On April 24, the Italian financial police (Guardia di Finanza) announced a major crackdown, seizing over $232 million in assets linked to Matteo Messina Denaro, one of the most notorious bosses of the Cosa Nostra crime syndicate in Sicily.
The investigation, which used modern surveillance equipment such as drones, helicopters, and thermal scanners, traced illegal money flows across multiple countries and territories. Seized assets include luxury resorts on Spain's Costa del Sol, financial portfolios, and business holdings in Spain, Switzerland, Luxembourg, Monaco, Lebanon, as well as offshore financial centers like the Cayman Islands and Gibraltar.
Three people were arrested as part of the operation. Investigators said proceeds from decades of drug trafficking and money laundering were legitimized through a complex network of companies and investments, funneled into the legal economy.
Matteo Messina Denaro, one of Italy's most-wanted mafia bosses, evaded capture for 30 years before being arrested in Palermo in January 2023. He died later that year after several months in custody. Denaro was convicted of numerous serious crimes, including involvement in the 1992 murders of anti-mafia judges Giovanni Falcone and Paolo Borsellino, a series of bombings across Italy in 1993, and the kidnapping and murder of a 12-year-old boy.

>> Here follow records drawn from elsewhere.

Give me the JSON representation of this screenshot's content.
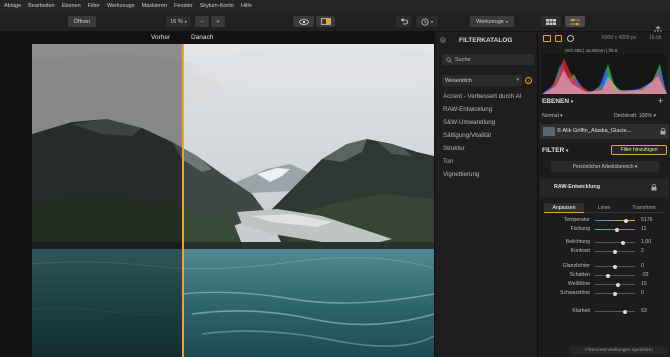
{
  "menu": [
    "Ablage",
    "Bearbeiten",
    "Ebenen",
    "Filter",
    "Werkzeuge",
    "Maskieren",
    "Fenster",
    "Skylum-Konto",
    "Hilfe"
  ],
  "toolbar": {
    "open_label": "Öffnen",
    "zoom_value": "16 %",
    "zoom_out": "−",
    "zoom_in": "+",
    "tools_label": "Werkzeuge"
  },
  "compare": {
    "before": "Vorher",
    "after": "Danach"
  },
  "catalog": {
    "title": "FILTERKATALOG",
    "search_placeholder": "Suche",
    "dropdown": "Wesentlich",
    "items": [
      "Accent - Verbessert durch AI",
      "RAW-Entwicklung",
      "S&W-Umwandlung",
      "Sättigung/Vitalität",
      "Struktur",
      "Ton",
      "Vignettierung"
    ]
  },
  "info": {
    "dimensions": "6000 x 4000 px",
    "bitdepth": "16-bit",
    "exif": "ISO 400  |  16,00mm  |  f/5.6"
  },
  "layers": {
    "title": "EBENEN",
    "mode": "Normal",
    "opacity": "Deckkraft: 100%",
    "layer_name": "© Alik Griffin_Alaska_Glacie..."
  },
  "filter": {
    "title": "FILTER",
    "add_button": "Filter hinzufügen",
    "workspace": "Persönlicher Arbeitsbereich",
    "raw_title": "RAW-Entwicklung",
    "tabs": [
      "Anpassen",
      "Linse",
      "Transform"
    ],
    "sliders": [
      {
        "label": "Temperatur",
        "value": "5176",
        "pos": 0.78
      },
      {
        "label": "Färbung",
        "value": "11",
        "pos": 0.56
      },
      {
        "label": "Belichtung",
        "value": "1,00",
        "pos": 0.7
      },
      {
        "label": "Kontrast",
        "value": "2",
        "pos": 0.51
      },
      {
        "label": "Glanzlichter",
        "value": "0",
        "pos": 0.5
      },
      {
        "label": "Schatten",
        "value": "-33",
        "pos": 0.33
      },
      {
        "label": "Weißtöne",
        "value": "15",
        "pos": 0.57
      },
      {
        "label": "Schwarztöne",
        "value": "0",
        "pos": 0.5
      },
      {
        "label": "Klarheit",
        "value": "53",
        "pos": 0.76
      }
    ],
    "save_button": "Filtervoreinstellungen speichern"
  },
  "colors": {
    "accent": "#e8a33a",
    "panel": "#1c1c1c"
  }
}
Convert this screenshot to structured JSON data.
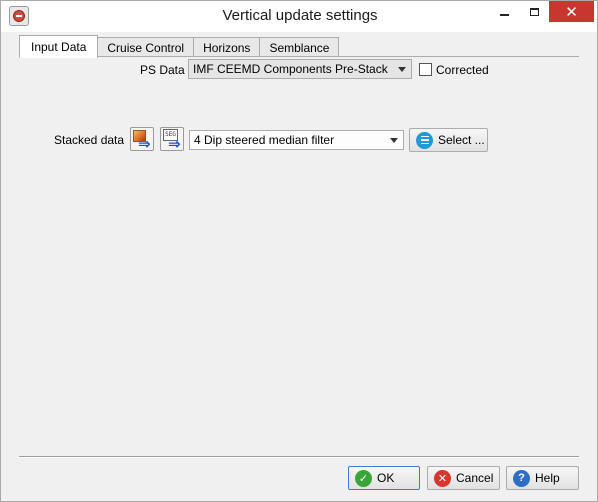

Commenting on the operation, Italy's top anti-mafia prosecutor Giovanni Melillo stressed: "This is not merely about identifying and confiscating a significant portion of illicit wealth accumulated over decades of trafficking and parasitic exploitation in the territory, especially Sicily, from a powerful organization like Cosa Nostra. It also delays and hinders the organization's reconstruction efforts following Messina Denaro's death."
Italian authorities emphasized that the latest seizures aim to strike at the financial infrastructure sustaining Denaro's criminal network, even after his death.